Peningkatan kapasitas sumber daya manusia merupakan investasi jangka panjang dalam mengatasi perubahan iklim. Acara ini menekankan pentingnya membentuk generasi muda yang memiliki pemahaman mendalam tentang isu lingkungan dan keterampilan yang dibutuhkan untuk mengembangkan solusi inovatif. Melalui pendidikan, pelatihan, dan program magang, diharapkan akan lahir tenaga kerja yang dapat mendorong transformasi menuju ekonomi rendah karbon.
Tantangan dan peluang
Meskipun berbagai upaya telah dilakukan, masih banyak tantangan yang harus diatasi dalam menghadapi perubahan iklim. Beberapa tantangan utama yang dihadapi antara lain kurangnya kesadaran masyarakat, keterbatasan sumber daya, dan kompleksitas masalah yang timbul. Namun, di sisi lain, terdapat pula peluang yang dapat dimanfaatkan. Perkembangan teknologi, misalnya, membuka kesempatan untuk mengembangkan solusi yang lebih efisien dan efektif dalam mengurangi emisi gas rumah kaca.

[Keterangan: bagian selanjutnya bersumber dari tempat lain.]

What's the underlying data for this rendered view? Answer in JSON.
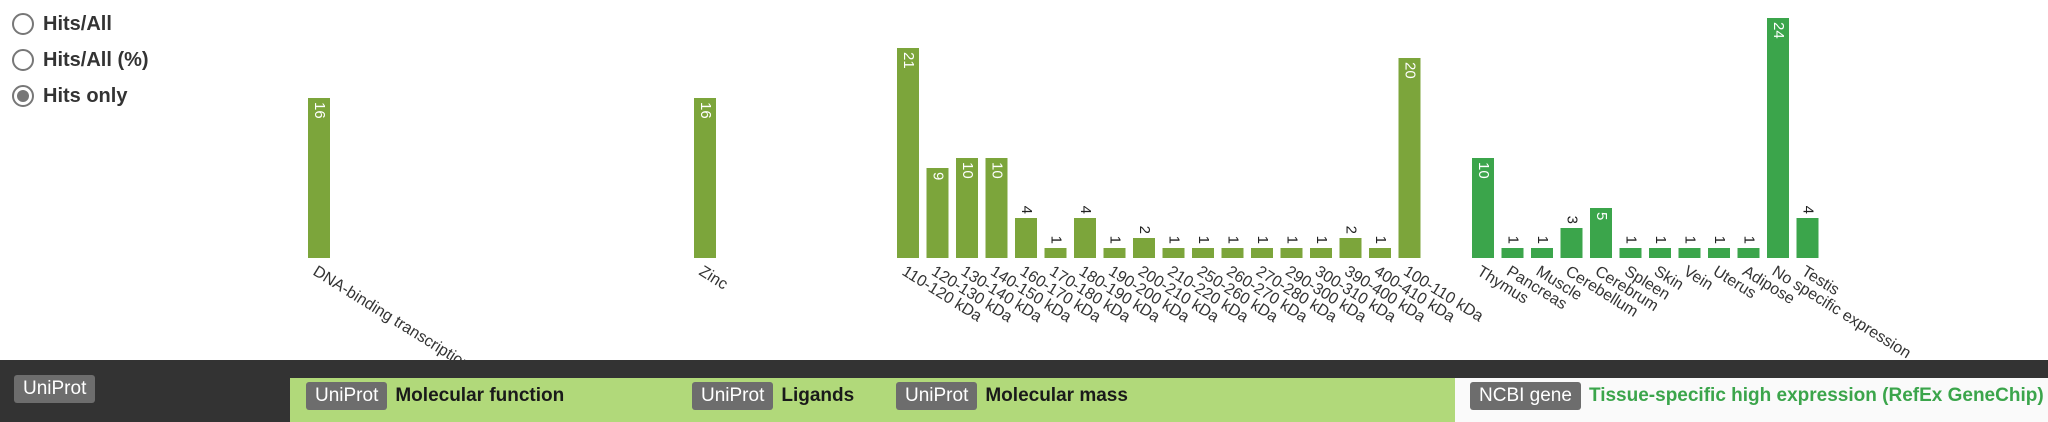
{
  "view_options": {
    "items": [
      {
        "label": "Hits/All",
        "selected": false
      },
      {
        "label": "Hits/All (%)",
        "selected": false
      },
      {
        "label": "Hits only",
        "selected": true
      }
    ]
  },
  "footer": {
    "left_badge": "UniProt",
    "tags": [
      {
        "badge": "UniProt",
        "label": "Molecular function"
      },
      {
        "badge": "UniProt",
        "label": "Ligands"
      },
      {
        "badge": "UniProt",
        "label": "Molecular mass"
      },
      {
        "badge": "NCBI gene",
        "label": "Tissue-specific high expression (RefEx GeneChip)"
      }
    ]
  },
  "colors": {
    "bar_uniprot": "#7ca53b",
    "bar_tissue": "#3ba54b",
    "footer_dark": "#333333",
    "strip_green": "#b1d97a",
    "tissue_label": "#3ba54b"
  },
  "chart_data": {
    "type": "bar",
    "y_max": 24,
    "groups": [
      {
        "name": "Molecular function",
        "values": [
          {
            "label": "DNA-binding transcription factor",
            "value": 16
          }
        ]
      },
      {
        "name": "Ligands",
        "values": [
          {
            "label": "Zinc",
            "value": 16
          }
        ]
      },
      {
        "name": "Molecular mass",
        "values": [
          {
            "label": "110-120 kDa",
            "value": 21
          },
          {
            "label": "120-130 kDa",
            "value": 9
          },
          {
            "label": "130-140 kDa",
            "value": 10
          },
          {
            "label": "140-150 kDa",
            "value": 10
          },
          {
            "label": "160-170 kDa",
            "value": 4
          },
          {
            "label": "170-180 kDa",
            "value": 1
          },
          {
            "label": "180-190 kDa",
            "value": 4
          },
          {
            "label": "190-200 kDa",
            "value": 1
          },
          {
            "label": "200-210 kDa",
            "value": 2
          },
          {
            "label": "210-220 kDa",
            "value": 1
          },
          {
            "label": "250-260 kDa",
            "value": 1
          },
          {
            "label": "260-270 kDa",
            "value": 1
          },
          {
            "label": "270-280 kDa",
            "value": 1
          },
          {
            "label": "290-300 kDa",
            "value": 1
          },
          {
            "label": "300-310 kDa",
            "value": 1
          },
          {
            "label": "390-400 kDa",
            "value": 2
          },
          {
            "label": "400-410 kDa",
            "value": 1
          },
          {
            "label": "100-110 kDa",
            "value": 20
          }
        ]
      },
      {
        "name": "Tissue-specific high expression (RefEx GeneChip)",
        "values": [
          {
            "label": "Thymus",
            "value": 10
          },
          {
            "label": "Pancreas",
            "value": 1
          },
          {
            "label": "Muscle",
            "value": 1
          },
          {
            "label": "Cerebellum",
            "value": 3
          },
          {
            "label": "Cerebrum",
            "value": 5
          },
          {
            "label": "Spleen",
            "value": 1
          },
          {
            "label": "Skin",
            "value": 1
          },
          {
            "label": "Vein",
            "value": 1
          },
          {
            "label": "Uterus",
            "value": 1
          },
          {
            "label": "Adipose",
            "value": 1
          },
          {
            "label": "No specific expression",
            "value": 24
          },
          {
            "label": "Testis",
            "value": 4
          }
        ]
      }
    ]
  }
}
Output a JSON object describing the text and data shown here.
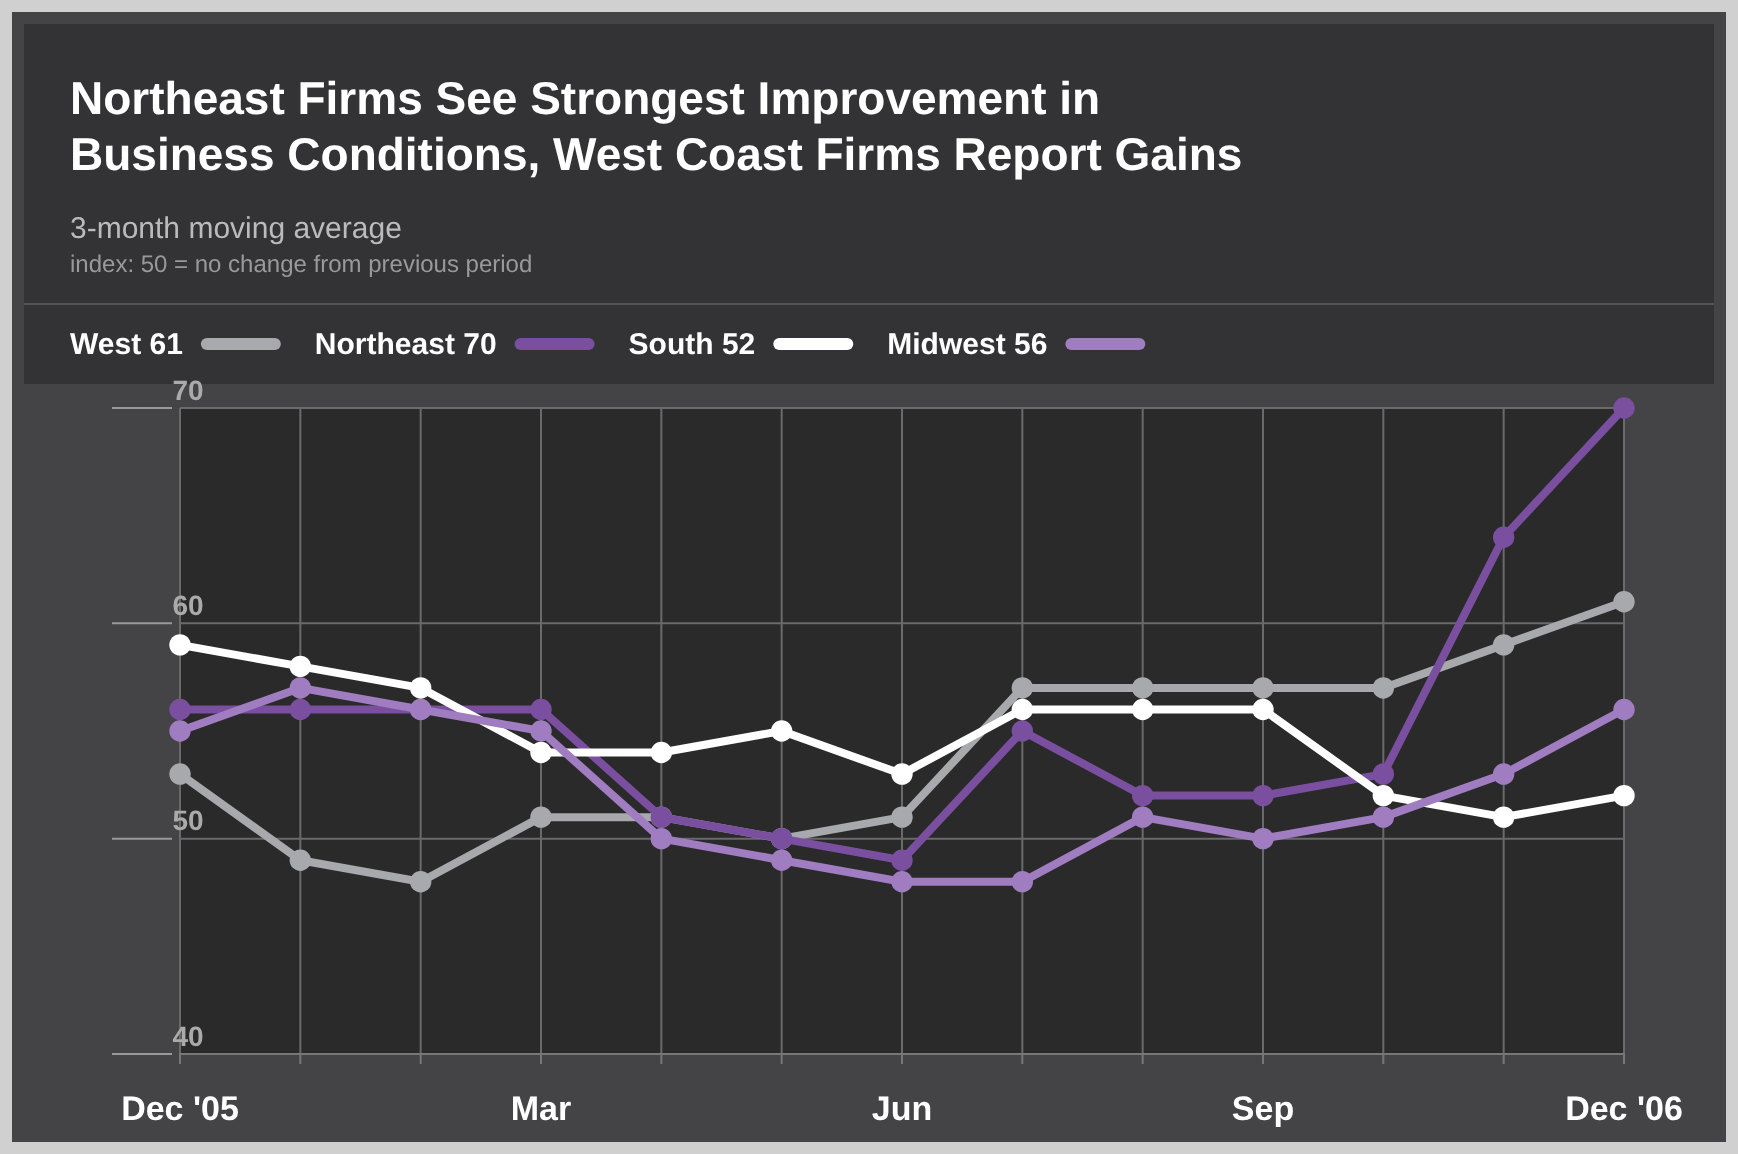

Selama acara, para peserta berbagi berbagai praktik inovatif dalam pengelolaan hutan dan lahan yang berkelanjutan. Beberapa contoh menarik yang disorot adalah penerapan prinsip-prinsip ekonomi sirkular dalam operasi bisnis, di mana perusahaan berhasil mengurangi limbah dan meningkatkan efisiensi penggunaan sumber daya. Selain itu, pengembangan teknologi ramah lingkungan seperti sistem pemantauan hutan berbasis satelit dan pertanian presisi telah memungkinkan pengelolaan hutan dan lahan yang lebih efektif. Kemitraan yang kuat dengan masyarakat lokal juga menjadi kunci keberhasilan banyak proyek keberlanjutan, memastikan bahwa manfaat konservasi dan restorasi hutan dapat dirasakan langsung oleh masyarakat setempat. Contohnya, beberapa perusahaan bekerja sama dengan masyarakat adat untuk mengelola hutan secara bersama-sama, menggabungkan pengetahuan tradisional dengan ilmu pengetahuan modern.
Kontribusi untuk SDGs
Rangkaian kegiatan ini berkontribusi dalam mendukung pencapaian Tujuan Pembangunan Berkelanjutan (SDGs) yang ditetapkan oleh PBB. Secara khusus, kegiatan ini mendukung SDGs ke-5 (Kesetaraan Gender), ke-7 (Energi Bersih dan Terjangkau), ke-8 (Pekerjaan Layak dan Pertumbuhan Ekonomi), ke-9 (Industri, Inovasi, dan Infrastruktur), ke-11 (Kota dan Komunitas Berkelanjutan), ke-13 (Tindakan Iklim), dan ke-17 (Kemitraan untuk Tujuan Pembangunan Berkelanjutan).
Dengan fokus pada sektor kehutanan dan penggunaan lahan, kegiatan ini berkontribusi pada pengurangan emisi gas rumah kaca, peningkatan ketahanan terhadap perubahan iklim, dan perlindungan keanekaragaman hayati. Selain itu, kegiatan ini juga dapat menciptakan lapangan kerja, meningkatkan pendapatan masyarakat, dan mendorong inovasi teknologi yang ramah lingkungan.